According to a recent IANS report, Food Corporation of India (FCI) data from 2015 to 2020 shows that nearly a quarter of farmers in Telangana did not access the marketplace for MSP fixed by the Centre. While rice procurement by FCI averaged between 95% to 79% in Punjab, it averaged between 77% and 51.8% in Telangana.

Yet, the laws are bound to hurt Telugu farmers in 2-3 years, if not immediately, says Kiran Kumar. “With the current market system likely to be undermined when these laws come into force, farmers will struggle to get good prices for their crop. There’s also the danger of farming going under the control of corporates. Telugu farmers are also slowly understanding these things,” he says. 
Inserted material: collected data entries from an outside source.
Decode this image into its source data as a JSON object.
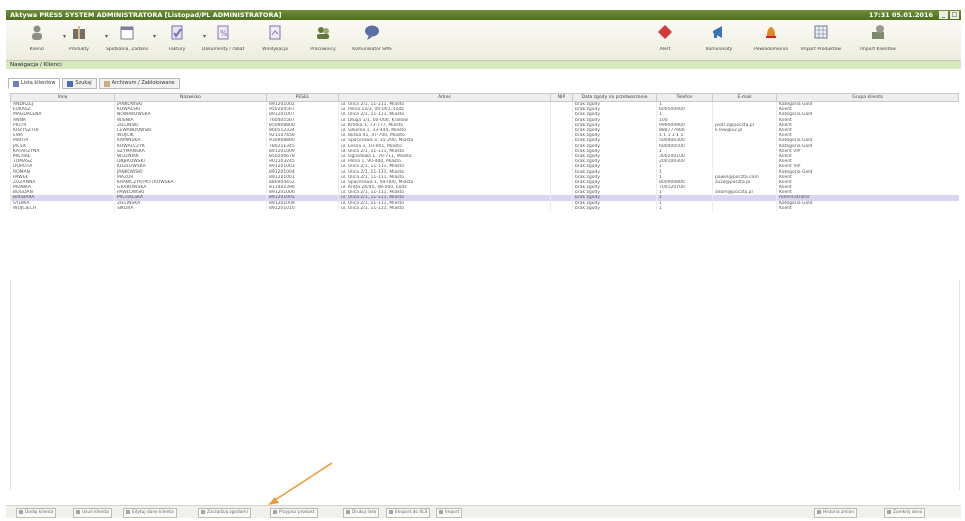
{
  "titlebar": {
    "title": "Aktywa PRESS SYSTEM ADMINISTRATORA [Listopad/PL ADMINISTRATORA]",
    "clock": "17:31 05.01.2016"
  },
  "toolbar": [
    {
      "id": "klienci",
      "label": "Klienci",
      "icon": "people-icon",
      "color": "#8a8f8a",
      "dropdown": true
    },
    {
      "id": "produkty",
      "label": "Produkty",
      "icon": "gift-icon",
      "color": "#7a6b63",
      "dropdown": true
    },
    {
      "id": "kalendarz",
      "label": "Spotkania, Zadania",
      "icon": "calendar-icon",
      "color": "#7b7e99",
      "dropdown": true
    },
    {
      "id": "faktury",
      "label": "Faktury",
      "icon": "check-doc-icon",
      "color": "#7b6fb0",
      "dropdown": true
    },
    {
      "id": "dokumenty",
      "label": "Dokumenty / rabaty",
      "icon": "percent-doc-icon",
      "color": "#8a72b3",
      "dropdown": false
    },
    {
      "id": "raporty",
      "label": "Windykacja",
      "icon": "report-icon",
      "color": "#8570ad",
      "dropdown": false
    },
    {
      "id": "pracownicy",
      "label": "Pracownicy",
      "icon": "users-icon",
      "color": "#5f7a3c",
      "dropdown": false
    },
    {
      "id": "komunikator",
      "label": "Komunikator SMS",
      "icon": "chat-icon",
      "color": "#5a6fa6",
      "dropdown": false
    },
    {
      "id": "alert",
      "label": "Alert",
      "icon": "diamond-icon",
      "color": "#d23a3a",
      "dropdown": false
    },
    {
      "id": "wiadomosci",
      "label": "Komunikaty",
      "icon": "megaphone-icon",
      "color": "#3b73b8",
      "dropdown": false
    },
    {
      "id": "powiadomienia",
      "label": "Powiadomienia",
      "icon": "bell-icon",
      "color": "#e08a1c",
      "dropdown": false
    },
    {
      "id": "import",
      "label": "Import Produktów",
      "icon": "spreadsheet-icon",
      "color": "#6b7a8f",
      "dropdown": false
    },
    {
      "id": "ustawienia",
      "label": "Import Klientów",
      "icon": "settings-icon",
      "color": "#7d8a6e",
      "dropdown": false
    }
  ],
  "breadcrumb": "Nawigacja / Klienci",
  "tabs": [
    {
      "label": "Lista klientów",
      "active": true
    },
    {
      "label": "Szukaj",
      "active": false
    },
    {
      "label": "Archiwum / Zablokowane",
      "active": false
    }
  ],
  "table": {
    "columns": [
      "Imię",
      "Nazwisko",
      "PESEL",
      "Adres",
      "NIP",
      "Data zgody na przetwarzanie",
      "Telefon",
      "E-mail",
      "Grupa klienta"
    ],
    "rows": [
      [
        "ANDRZEJ",
        "JANKOWSKI",
        "891201002",
        "ul. Ulica 2/1, 11-111, Miasto",
        "",
        "brak zgody",
        "1",
        "",
        "Kategoria Gold"
      ],
      [
        "ŁUKASZ",
        "KOWALSKI",
        "950204567",
        "ul. Polna 12/3, 00-001, Łódź",
        "",
        "brak zgody",
        "600500400",
        "",
        "Klient"
      ],
      [
        "MAGDALENA",
        "NOWAKOWSKA",
        "891201007",
        "ul. Ulica 2/1, 11-111, Miasto",
        "",
        "brak zgody",
        "1",
        "",
        "Kategoria Gold"
      ],
      [
        "ANNA",
        "WIŚNIA",
        "760405567",
        "ul. Długa 1/1, 00-000, Kraków",
        "",
        "brak zgody",
        "100",
        "",
        "Klient"
      ],
      [
        "PIOTR",
        "ZIELIŃSKI",
        "850908800",
        "ul. Krótka 1, 73-777, Miasto",
        "",
        "brak zgody",
        "999000900",
        "piotr.z@poczta.pl",
        "Klient"
      ],
      [
        "KRZYSZTOF",
        "LEWANDOWSKI",
        "860512334",
        "ul. Szkolna 1, 33-444, Miasto",
        "",
        "brak zgody",
        "888777666",
        "k.lew@o2.pl",
        "Klient"
      ],
      [
        "EWA",
        "WÓJCIK",
        "921107456",
        "ul. Bliska 41, 47-700, Miasto",
        "",
        "brak zgody",
        "1 1 1 1 1 1",
        "",
        "Klient"
      ],
      [
        "MARTA",
        "KAMIŃSKA",
        "930908890",
        "ul. Spacerowa 3, 35-200, Miasto",
        "",
        "brak zgody",
        "500400300",
        "",
        "Kategoria Gold"
      ],
      [
        "JACEK",
        "KOWALCZYK",
        "780211345",
        "ul. Leśna 1, 10-001, Miasto",
        "",
        "brak zgody",
        "600400500",
        "",
        "Kategoria Gold"
      ],
      [
        "KATARZYNA",
        "SZYMAŃSKA",
        "891201009",
        "ul. Ulica 2/1, 11-111, Miasto",
        "",
        "brak zgody",
        "1",
        "",
        "Klient VIP"
      ],
      [
        "MICHAŁ",
        "WOŹNIAK",
        "850206678",
        "ul. Ogrodowa 1, 70-711, Miasto",
        "",
        "brak zgody",
        "300200100",
        "",
        "Klient"
      ],
      [
        "TOMASZ",
        "DĄBROWSKI",
        "901103245",
        "ul. Polna 1, 90-400, Miasto",
        "",
        "brak zgody",
        "200100300",
        "",
        "Klient"
      ],
      [
        "DOROTA",
        "KOZŁOWSKA",
        "891201003",
        "ul. Ulica 2/1, 11-111, Miasto",
        "",
        "brak zgody",
        "1",
        "",
        "Klient VIP"
      ],
      [
        "ROMAN",
        "JANKOWSKI",
        "891201004",
        "ul. Ulica 2/1, 11-111, Miasto",
        "",
        "brak zgody",
        "1",
        "",
        "Kategoria Gold"
      ],
      [
        "PAWEŁ",
        "MAZUR",
        "891201001",
        "ul. Ulica 2/1, 11-111, Miasto",
        "",
        "brak zgody",
        "1",
        "pawel@poczta.com",
        "Klient"
      ],
      [
        "ZUZANNA",
        "KRAWCZYK-PIOTROWSKA",
        "880904452",
        "ul. Spacerowa 1, 04-000, Miasto",
        "",
        "brak zgody",
        "800900800",
        "zuza@poczta.pl",
        "Klient"
      ],
      [
        "MONIKA",
        "GRABOWSKA",
        "811402396",
        "ul. Kręta 20/40, 48-000, Łódź",
        "",
        "brak zgody",
        "700120700",
        "",
        "Klient"
      ],
      [
        "BOGDAN",
        "PAWŁOWSKI",
        "891201006",
        "ul. Ulica 2/1, 11-111, Miasto",
        "",
        "brak zgody",
        "1",
        "adam@poczta.pl",
        "Klient"
      ],
      [
        "BARBARA",
        "MICHALSKA",
        "891201005",
        "ul. Ulica 2/1, 11-111, Miasto",
        "",
        "brak zgody",
        "1",
        "",
        "Administrator"
      ],
      [
        "SYLWIA",
        "ZIELIŃSKA",
        "891201008",
        "ul. Ulica 2/1, 11-111, Miasto",
        "",
        "brak zgody",
        "1",
        "",
        "Kategoria Gold"
      ],
      [
        "WOJCIECH",
        "SIKORA",
        "891201010",
        "ul. Ulica 2/1, 11-111, Miasto",
        "",
        "brak zgody",
        "1",
        "",
        "Klient"
      ]
    ],
    "selected_row": 18
  },
  "bottom_bar": [
    {
      "label": "Dodaj klienta",
      "icon": "plus-icon"
    },
    {
      "label": "Usuń klienta",
      "icon": "minus-icon"
    },
    {
      "label": "Edytuj dane klienta",
      "icon": "edit-icon"
    },
    {
      "label": "Zarządzaj zgodami",
      "icon": "check-icon"
    },
    {
      "label": "Przypisz produkt",
      "icon": "link-icon"
    },
    {
      "label": "Drukuj listę",
      "icon": "print-icon"
    },
    {
      "label": "Eksport do XLS",
      "icon": "excel-icon"
    },
    {
      "label": "Import",
      "icon": "import-icon"
    },
    {
      "label": "Historia zmian",
      "icon": "history-icon"
    },
    {
      "label": "Zamknij okno",
      "icon": "close-icon"
    }
  ]
}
MSP is an important issue for Telugu farmers too, says Kondal Reddy. “In Andhra and Telangana too, not receiving MSP is one of the main reasons for suicides among farmers, as in the rest of the country,” he says, and adds that Telangana farmers have been struggling to sell paddy and cotton this year. “The CCI (Cotton Corporation Of India) has not been procuring cotton, and self-help groups that used to buy paddy regularly aren’t buying either. So cotton is being sold at Rs 3,500 to Rs 4,000 (per quintal) at mills, and paddy being sold at Rs 1,200 to 1,300. So in our states also, farmers will feel the impact, but awareness and updates are reaching them slowly day by day,” he says. 

Noting that various organisations and leaders like former MP Vadde Sobhanadreeswara Rao have been working to mobilise farmers at the village level, Kiran Kumar says that regular protests are being organised in solidarity with the Delhi protests at various places in Andhra Pradesh, including Anakapalle, Anantapur and Chittoor, and are slowly gaining momentum.